Phillips did not answer immediately. He was a large man, rather overweight, with wild dark hair and a beard severely in need of trimming. Hester had always found him to be most agreeable and to have a pleasing, if somewhat waspish, sense of humor. She hoped he was not going to get the blame for this, and she would be painfully disappointed in him if it were too easy to pass it onto Cleo.

"Have you nothing to say, man?" Thorpe demanded impatiently.

"Not without thinking about it carefully," Phillips replied. "Sir," he added, "if there’s medicine really missing, rather than just wastage or a miscount, or somebody’s error in writing what they took, then it’s a serious matter."

"Of course, it’s a serious matter! "Thorpe snapped. "There’s blackmail and murder involved."

"Murder?" Phillips said with a slight lift of surprise in his voice, but only slight. "Over our medicines? There’s been no theft that size. I know that for sure."

"Over a period of time," Thorpe corrected him. "Or so the sergeant thinks."

Phillips fished for his keys and brought out a large collection on a ring. First he opened one of the drawers and pulled out a ledger. "How far back, sir?" he asked Robb politely.

"I don’t know," Robb replied. "Try a year or so. That should be sufficient: ’

"Don’t rightly know how I can tell." Phillips obligingly opened the ledger to the same month the previous year. He scanned the page and the following one. "Everything tallies here, an’ there’s no way we can know if it was what we had then in the cupboards. Doesn’t look like anyone’s altered it. Anyway, I’d know if they had, and I’d have told Mr. Thorpe."
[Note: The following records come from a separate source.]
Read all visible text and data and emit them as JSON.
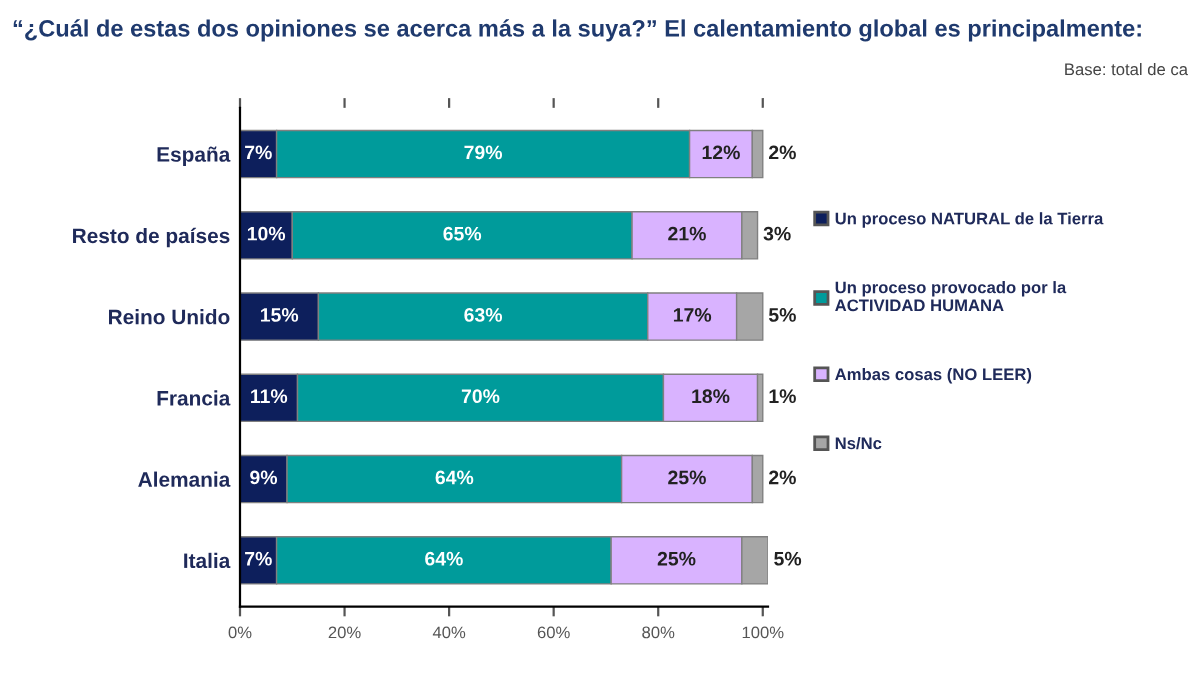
{
  "chart_data": {
    "type": "bar",
    "orientation": "horizontal",
    "stacked": true,
    "title": "“¿Cuál de estas dos opiniones se acerca más a la suya?” El calentamiento global es principalmente:",
    "annotations": [
      "Base: total de ca"
    ],
    "categories": [
      "España",
      "Resto de países",
      "Reino Unido",
      "Francia",
      "Alemania",
      "Italia"
    ],
    "series": [
      {
        "name": "Un proceso NATURAL de la Tierra",
        "color": "#0d1f5c",
        "values": [
          7,
          10,
          15,
          11,
          9,
          7
        ],
        "value_labels": [
          "7%",
          "10%",
          "15%",
          "11%",
          "9%",
          "7%"
        ]
      },
      {
        "name": "Un proceso provocado por la ACTIVIDAD HUMANA",
        "color": "#009b9b",
        "values": [
          79,
          65,
          63,
          70,
          64,
          64
        ],
        "value_labels": [
          "79%",
          "65%",
          "63%",
          "70%",
          "64%",
          "64%"
        ]
      },
      {
        "name": "Ambas cosas (NO LEER)",
        "color": "#d9b3ff",
        "values": [
          12,
          21,
          17,
          18,
          25,
          25
        ],
        "value_labels": [
          "12%",
          "21%",
          "17%",
          "18%",
          "25%",
          "25%"
        ]
      },
      {
        "name": "Ns/Nc",
        "color": "#a6a6a6",
        "values": [
          2,
          3,
          5,
          1,
          2,
          5
        ],
        "value_labels": [
          "2%",
          "3%",
          "5%",
          "1%",
          "2%",
          "5%"
        ]
      }
    ],
    "xlim": [
      0,
      101
    ],
    "xticks": [
      {
        "value": 0,
        "label": "0%"
      },
      {
        "value": 20,
        "label": "20%"
      },
      {
        "value": 40,
        "label": "40%"
      },
      {
        "value": 60,
        "label": "60%"
      },
      {
        "value": 80,
        "label": "80%"
      },
      {
        "value": 100,
        "label": "100%"
      }
    ],
    "legend": "right",
    "grid": false
  }
}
Thorpe stepped closer and turned the page

s of the ledger himself, examining from that date to the present. There were quite obviously no alterations made to the entries. It told them nothing. The checking in of medicines was all made in the one hand, the withdrawals in several different hands of varying degrees of elegance and literacy. There were a few misspellings.

Robb looked at them. "Are these all doctors?" he asked.
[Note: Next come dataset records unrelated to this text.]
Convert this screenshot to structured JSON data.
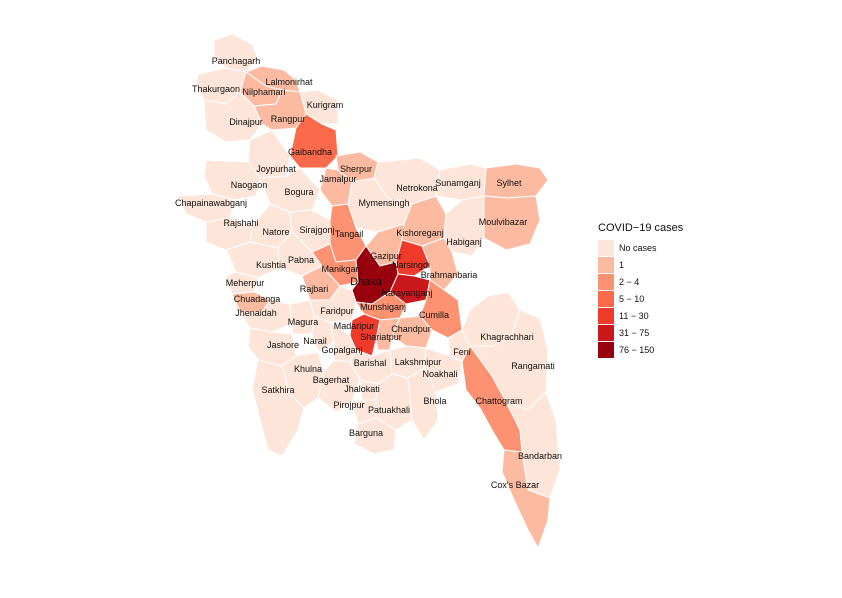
{
  "legend": {
    "title": "COVID−19 cases",
    "items": [
      {
        "label": "No cases",
        "color": "#fee5d9"
      },
      {
        "label": "1",
        "color": "#fcbba1"
      },
      {
        "label": "2 − 4",
        "color": "#fc9272"
      },
      {
        "label": "5 − 10",
        "color": "#fb6a4a"
      },
      {
        "label": "11 − 30",
        "color": "#ef3b2c"
      },
      {
        "label": "31 − 75",
        "color": "#cb181d"
      },
      {
        "label": "76 − 150",
        "color": "#99000d"
      }
    ]
  },
  "districts": [
    {
      "name": "Panchagarh",
      "cls": 0
    },
    {
      "name": "Thakurgaon",
      "cls": 0
    },
    {
      "name": "Lalmonirhat",
      "cls": 1
    },
    {
      "name": "Nilphamari",
      "cls": 1
    },
    {
      "name": "Kurigram",
      "cls": 0
    },
    {
      "name": "Dinajpur",
      "cls": 0
    },
    {
      "name": "Rangpur",
      "cls": 1
    },
    {
      "name": "Gaibandha",
      "cls": 3
    },
    {
      "name": "Joypurhat",
      "cls": 0
    },
    {
      "name": "Sherpur",
      "cls": 1
    },
    {
      "name": "Naogaon",
      "cls": 0
    },
    {
      "name": "Jamalpur",
      "cls": 1
    },
    {
      "name": "Bogura",
      "cls": 0
    },
    {
      "name": "Netrokona",
      "cls": 0
    },
    {
      "name": "Sunamganj",
      "cls": 0
    },
    {
      "name": "Sylhet",
      "cls": 1
    },
    {
      "name": "Chapainawabganj",
      "cls": 0
    },
    {
      "name": "Mymensingh",
      "cls": 0
    },
    {
      "name": "Moulvibazar",
      "cls": 1
    },
    {
      "name": "Rajshahi",
      "cls": 0
    },
    {
      "name": "Natore",
      "cls": 0
    },
    {
      "name": "Sirajgonj",
      "cls": 0
    },
    {
      "name": "Tangail",
      "cls": 2
    },
    {
      "name": "Kishoreganj",
      "cls": 1
    },
    {
      "name": "Habiganj",
      "cls": 0
    },
    {
      "name": "Gazipur",
      "cls": 1
    },
    {
      "name": "Kushtia",
      "cls": 0
    },
    {
      "name": "Pabna",
      "cls": 0
    },
    {
      "name": "Manikganj",
      "cls": 2
    },
    {
      "name": "Narsingdi",
      "cls": 4
    },
    {
      "name": "Brahmanbaria",
      "cls": 1
    },
    {
      "name": "Meherpur",
      "cls": 0
    },
    {
      "name": "Dhaka",
      "cls": 6
    },
    {
      "name": "Rajbari",
      "cls": 1
    },
    {
      "name": "Narayanganj",
      "cls": 5
    },
    {
      "name": "Chuadanga",
      "cls": 1
    },
    {
      "name": "Jhenaidah",
      "cls": 0
    },
    {
      "name": "Faridpur",
      "cls": 0
    },
    {
      "name": "Munshiganj",
      "cls": 2
    },
    {
      "name": "Cumilla",
      "cls": 2
    },
    {
      "name": "Magura",
      "cls": 0
    },
    {
      "name": "Madaripur",
      "cls": 4
    },
    {
      "name": "Chandpur",
      "cls": 1
    },
    {
      "name": "Narail",
      "cls": 0
    },
    {
      "name": "Shariatpur",
      "cls": 1
    },
    {
      "name": "Jashore",
      "cls": 0
    },
    {
      "name": "Gopalganj",
      "cls": 0
    },
    {
      "name": "Feni",
      "cls": 0
    },
    {
      "name": "Khagrachhari",
      "cls": 0
    },
    {
      "name": "Barishal",
      "cls": 0
    },
    {
      "name": "Lakshmipur",
      "cls": 0
    },
    {
      "name": "Khulna",
      "cls": 0
    },
    {
      "name": "Noakhali",
      "cls": 0
    },
    {
      "name": "Rangamati",
      "cls": 0
    },
    {
      "name": "Bagerhat",
      "cls": 0
    },
    {
      "name": "Jhalokati",
      "cls": 0
    },
    {
      "name": "Satkhira",
      "cls": 0
    },
    {
      "name": "Bhola",
      "cls": 0
    },
    {
      "name": "Chattogram",
      "cls": 2
    },
    {
      "name": "Pirojpur",
      "cls": 0
    },
    {
      "name": "Patuakhali",
      "cls": 0
    },
    {
      "name": "Barguna",
      "cls": 0
    },
    {
      "name": "Bandarban",
      "cls": 0
    },
    {
      "name": "Cox's Bazar",
      "cls": 1
    }
  ]
}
"Of course," Thorpe replied tartly. "You don’t imagine we give the keys to the nurses, do you? If the wretched woman has really stolen medicines from this hospital, then it will be sleight of hand while the doctor’s back was turned, perhaps attending to a patient taken suddenly ill, or while he was otherwise distracted. It is a perfectly dastardly thing to do. I trust she will be punished to the fullest extent of the law as a deterrent to any other person tempted to enrich herself at the expense of those in her care!"
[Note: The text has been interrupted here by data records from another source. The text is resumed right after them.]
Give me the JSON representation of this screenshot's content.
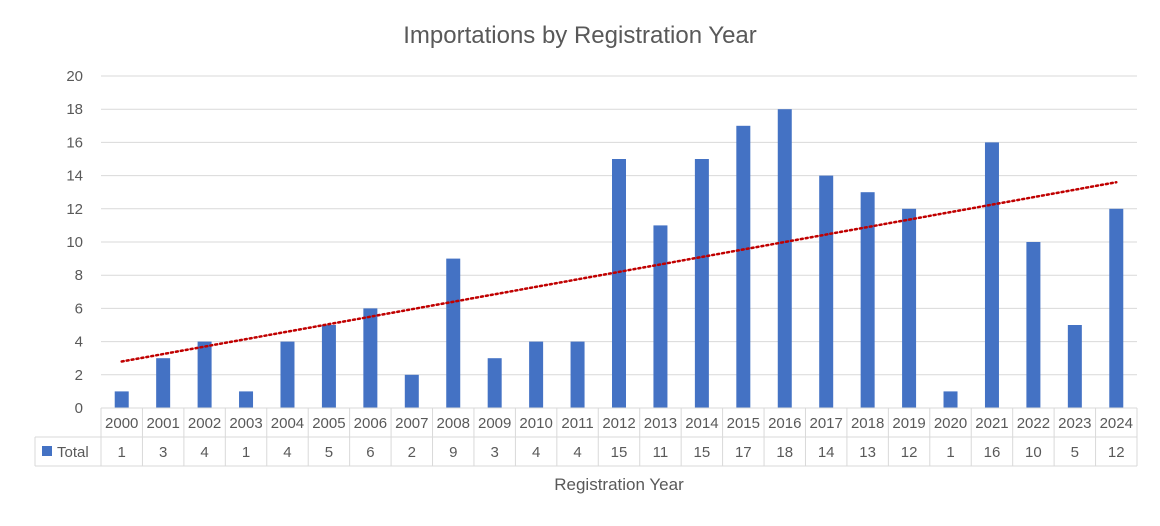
{
  "chart_data": {
    "type": "bar",
    "title": "Importations by Registration Year",
    "xlabel": "Registration Year",
    "ylabel": "",
    "ylim": [
      0,
      20
    ],
    "yticks": [
      0,
      2,
      4,
      6,
      8,
      10,
      12,
      14,
      16,
      18,
      20
    ],
    "grid": true,
    "legend_position": "data-table-left",
    "categories": [
      "2000",
      "2001",
      "2002",
      "2003",
      "2004",
      "2005",
      "2006",
      "2007",
      "2008",
      "2009",
      "2010",
      "2011",
      "2012",
      "2013",
      "2014",
      "2015",
      "2016",
      "2017",
      "2018",
      "2019",
      "2020",
      "2021",
      "2022",
      "2023",
      "2024"
    ],
    "series": [
      {
        "name": "Total",
        "color": "#4472c4",
        "values": [
          1,
          3,
          4,
          1,
          4,
          5,
          6,
          2,
          9,
          3,
          4,
          4,
          15,
          11,
          15,
          17,
          18,
          14,
          13,
          12,
          1,
          16,
          10,
          5,
          12
        ]
      }
    ],
    "trendline": {
      "type": "linear",
      "style": "dotted",
      "color": "#c00000",
      "start_value": 2.8,
      "end_value": 13.6
    }
  },
  "colors": {
    "bar": "#4472c4",
    "trendline": "#c00000",
    "grid": "#d9d9d9",
    "text": "#595959",
    "title": "#595959"
  }
}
"Could just be wastage," Phillips observed, his eyes wide, looking from Thorpe to Robb. "Not easy to measure powders exact. Close enough, o’ course, but over a couple o’ dozen doses yer could be out a bit. Ever considered that, sir?"

"You couldn’t blackmail anybody over that," Robb replied, but his expression indicated that he said it with reluctance. "There must be more. If there is nothing in the past that is provable now, would you check your present stocks exactly against what is in your books?"

"Of course." Phillips had very little choice, nor for that matter, had Robb.

They stood silently while Phillips went through his cupboards, weighing, measuring and counting, watched impatiently by Thorpe, anxiously by Callandra, and with unease by Robb.

Hester wondered if Robb had even a suspicion that his grandfather’s suffering had been treated by this very means, with medicine stolen not for gain but out of compassion by Cleo Anderson, whom he now sought to prove guilty of murdering Treadwell. She looked at his earnest face and saw pity in it, but no doubt, no tearing of loyalties ... not yet.